The sublime pianist Hung-Kuan Chen is playing for keeps at what I think of as the great three-way intersection of our time. His passport says: USA. His stock in trade is the classical canon of European music from Mozart to Messaien, Beethoven to Bartok. His working base is the piano department chair at the Shanghai Conservatory in a country with 80-million young students of keyboard music.

He perches, so to speak, high above the three-cornered convergence of the new Big Three: China, the European Union and the United States — what Parag Khanna calls the “global, multicivilizational, multipolar battle” of the era. Hung-Kuan Chen’s life is not about battles or geo-politics, of course; it’s about art and music. What he teaches, and what we talk about in this conversation, is above all a consciousness that comes with a lifelong immersion in musical masterworks, mostly Western but Chinese as well:

What I brought [to the Shanghai Conservatory] is a certain attitude, or paradigm… that being a musician is to be an artist. And to have an artistic life means to be means highly intelligent, highly alert, discerning and sensitive to the inner world and to the outer world. All in all it is a spiritual experience… a complex life. One has to live it, experience it. I teach them that music work or art work is a by-product of such a life. When we learn a great piece of music — say by Beethoven, Mozart or Schubert, it’s a two-way street. The music is itself great wisdom. Only when we are up to a certain level, we are able to see that level of wisdom in the music and beyond. And this — which is beyond — will further teach us. And if we are dedicated enough to this work, we than elevate ourself to that level. And so it’s a bit like a Jacob’s Ladder, it just goes up and up and up. And that becomes what is called an artistic life.

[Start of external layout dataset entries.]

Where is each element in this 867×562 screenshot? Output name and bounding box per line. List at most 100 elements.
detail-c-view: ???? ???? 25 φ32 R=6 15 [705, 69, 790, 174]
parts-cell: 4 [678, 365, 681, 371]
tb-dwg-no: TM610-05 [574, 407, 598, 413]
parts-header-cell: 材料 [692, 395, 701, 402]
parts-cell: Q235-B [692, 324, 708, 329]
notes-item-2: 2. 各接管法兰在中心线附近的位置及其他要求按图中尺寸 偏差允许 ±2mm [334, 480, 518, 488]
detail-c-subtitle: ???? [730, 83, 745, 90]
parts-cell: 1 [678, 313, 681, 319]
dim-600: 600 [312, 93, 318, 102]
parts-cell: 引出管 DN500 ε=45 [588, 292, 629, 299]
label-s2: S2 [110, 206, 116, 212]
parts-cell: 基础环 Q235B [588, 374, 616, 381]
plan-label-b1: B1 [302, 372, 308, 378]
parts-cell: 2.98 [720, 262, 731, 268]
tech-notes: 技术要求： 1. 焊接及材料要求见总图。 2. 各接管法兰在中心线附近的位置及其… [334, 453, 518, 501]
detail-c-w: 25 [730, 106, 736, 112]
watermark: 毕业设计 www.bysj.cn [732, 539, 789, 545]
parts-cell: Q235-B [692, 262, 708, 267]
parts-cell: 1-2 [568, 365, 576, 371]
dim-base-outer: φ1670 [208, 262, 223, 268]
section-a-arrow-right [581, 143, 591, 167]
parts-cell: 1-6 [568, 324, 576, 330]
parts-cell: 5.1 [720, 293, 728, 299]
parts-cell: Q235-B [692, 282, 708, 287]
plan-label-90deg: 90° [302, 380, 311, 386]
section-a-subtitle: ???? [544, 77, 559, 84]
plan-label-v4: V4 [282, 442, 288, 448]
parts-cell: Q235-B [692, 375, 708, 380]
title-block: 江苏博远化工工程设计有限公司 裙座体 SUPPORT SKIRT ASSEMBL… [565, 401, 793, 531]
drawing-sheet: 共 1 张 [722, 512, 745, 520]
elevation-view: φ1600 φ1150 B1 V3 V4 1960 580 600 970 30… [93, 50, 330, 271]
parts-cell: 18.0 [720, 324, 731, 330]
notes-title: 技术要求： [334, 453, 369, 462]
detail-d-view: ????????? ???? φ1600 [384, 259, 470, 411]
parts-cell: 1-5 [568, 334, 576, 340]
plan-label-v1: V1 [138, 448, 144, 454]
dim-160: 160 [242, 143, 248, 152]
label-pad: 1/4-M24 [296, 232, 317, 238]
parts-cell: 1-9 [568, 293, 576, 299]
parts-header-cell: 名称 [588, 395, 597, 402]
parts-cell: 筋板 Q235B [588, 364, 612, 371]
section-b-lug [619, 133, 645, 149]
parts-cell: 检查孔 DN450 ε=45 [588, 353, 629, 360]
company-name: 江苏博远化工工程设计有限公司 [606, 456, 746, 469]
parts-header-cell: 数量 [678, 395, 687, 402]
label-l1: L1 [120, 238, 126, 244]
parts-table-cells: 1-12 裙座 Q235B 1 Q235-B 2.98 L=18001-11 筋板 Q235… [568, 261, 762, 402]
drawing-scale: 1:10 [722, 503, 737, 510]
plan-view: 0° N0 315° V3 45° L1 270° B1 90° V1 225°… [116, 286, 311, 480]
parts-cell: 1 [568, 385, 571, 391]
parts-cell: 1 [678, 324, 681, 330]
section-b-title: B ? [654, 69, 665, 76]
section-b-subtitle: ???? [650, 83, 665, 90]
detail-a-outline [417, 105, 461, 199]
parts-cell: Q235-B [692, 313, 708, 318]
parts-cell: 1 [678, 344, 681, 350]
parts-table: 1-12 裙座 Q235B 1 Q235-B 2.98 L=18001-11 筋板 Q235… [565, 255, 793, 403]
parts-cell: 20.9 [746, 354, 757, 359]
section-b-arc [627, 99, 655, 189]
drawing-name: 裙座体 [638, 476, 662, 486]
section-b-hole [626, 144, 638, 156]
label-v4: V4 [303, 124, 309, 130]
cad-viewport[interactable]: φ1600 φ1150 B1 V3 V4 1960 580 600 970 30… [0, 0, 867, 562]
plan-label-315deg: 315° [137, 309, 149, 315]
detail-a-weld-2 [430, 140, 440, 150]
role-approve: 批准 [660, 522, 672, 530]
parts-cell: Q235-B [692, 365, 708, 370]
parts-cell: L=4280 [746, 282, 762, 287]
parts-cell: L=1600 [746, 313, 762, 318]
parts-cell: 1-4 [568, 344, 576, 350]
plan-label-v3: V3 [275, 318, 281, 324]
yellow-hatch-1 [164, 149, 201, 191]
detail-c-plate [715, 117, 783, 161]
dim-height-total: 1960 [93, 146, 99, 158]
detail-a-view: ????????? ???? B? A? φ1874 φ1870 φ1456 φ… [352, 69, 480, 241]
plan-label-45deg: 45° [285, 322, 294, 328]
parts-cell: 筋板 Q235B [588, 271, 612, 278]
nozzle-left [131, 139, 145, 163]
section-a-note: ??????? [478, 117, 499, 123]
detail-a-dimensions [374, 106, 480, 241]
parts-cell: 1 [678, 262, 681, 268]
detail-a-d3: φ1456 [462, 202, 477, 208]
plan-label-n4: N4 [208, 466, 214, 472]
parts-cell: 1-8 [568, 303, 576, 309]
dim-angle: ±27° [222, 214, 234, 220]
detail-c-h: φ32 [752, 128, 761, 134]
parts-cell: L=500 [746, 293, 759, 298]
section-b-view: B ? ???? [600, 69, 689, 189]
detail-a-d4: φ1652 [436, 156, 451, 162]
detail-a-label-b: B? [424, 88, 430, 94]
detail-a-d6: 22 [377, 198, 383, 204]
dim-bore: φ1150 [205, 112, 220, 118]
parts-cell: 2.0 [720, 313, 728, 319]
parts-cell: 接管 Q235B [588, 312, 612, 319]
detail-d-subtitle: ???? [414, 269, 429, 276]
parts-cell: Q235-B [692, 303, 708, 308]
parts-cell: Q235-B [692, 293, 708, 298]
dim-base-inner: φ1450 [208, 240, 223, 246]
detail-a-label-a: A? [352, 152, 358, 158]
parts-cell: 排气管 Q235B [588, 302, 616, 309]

Hung-Kuan Chen, in conversation with Chris Lydon at the New England Conservatory, February 15, 2008

But don’t we all wonder — the moreso at the very moment when the New York Philharmonic is playing in China, on its way to North Korea, and Hung-Kwan Chen was playing Beethoven’s “Hammerklavier” Sonata at Carnegie Hall last week — what are the connections and analogies in the heavy traffic of a globalizing culture?

Yes, Hung-Kwan says, he can hope to teach his students about the radical democrat in Beethoven (who in legend anyway, ripped up the dedication of his Symphony No. 3 to Napoleon Bonaparte after the standard bearer of revolutionary France crowned himself Emperor. Beethoven called his piece “Eroica” instead.) But no, Hung-Kwan continues, he cannot hope to protest China in Darfur in anything like the way his fellow pianist Leon Fleischer recently protested the war in Iraq at the White House. Hung-Kwan Chen can count on the authorities in China for prompt delivery of new pianos to his Conservatory — as he couldn’t at any music school in the US. But he also knows that nobody’s interested in his “second opinions” about politics.

Most of our conversation is about sublimity, not politics. That is Hung-Kuan’s way of getting to the point, not avoiding it. “Oh, my God,” as he says, “it’s culture that leaves a legacy, not war or money, or who wins or who places second.”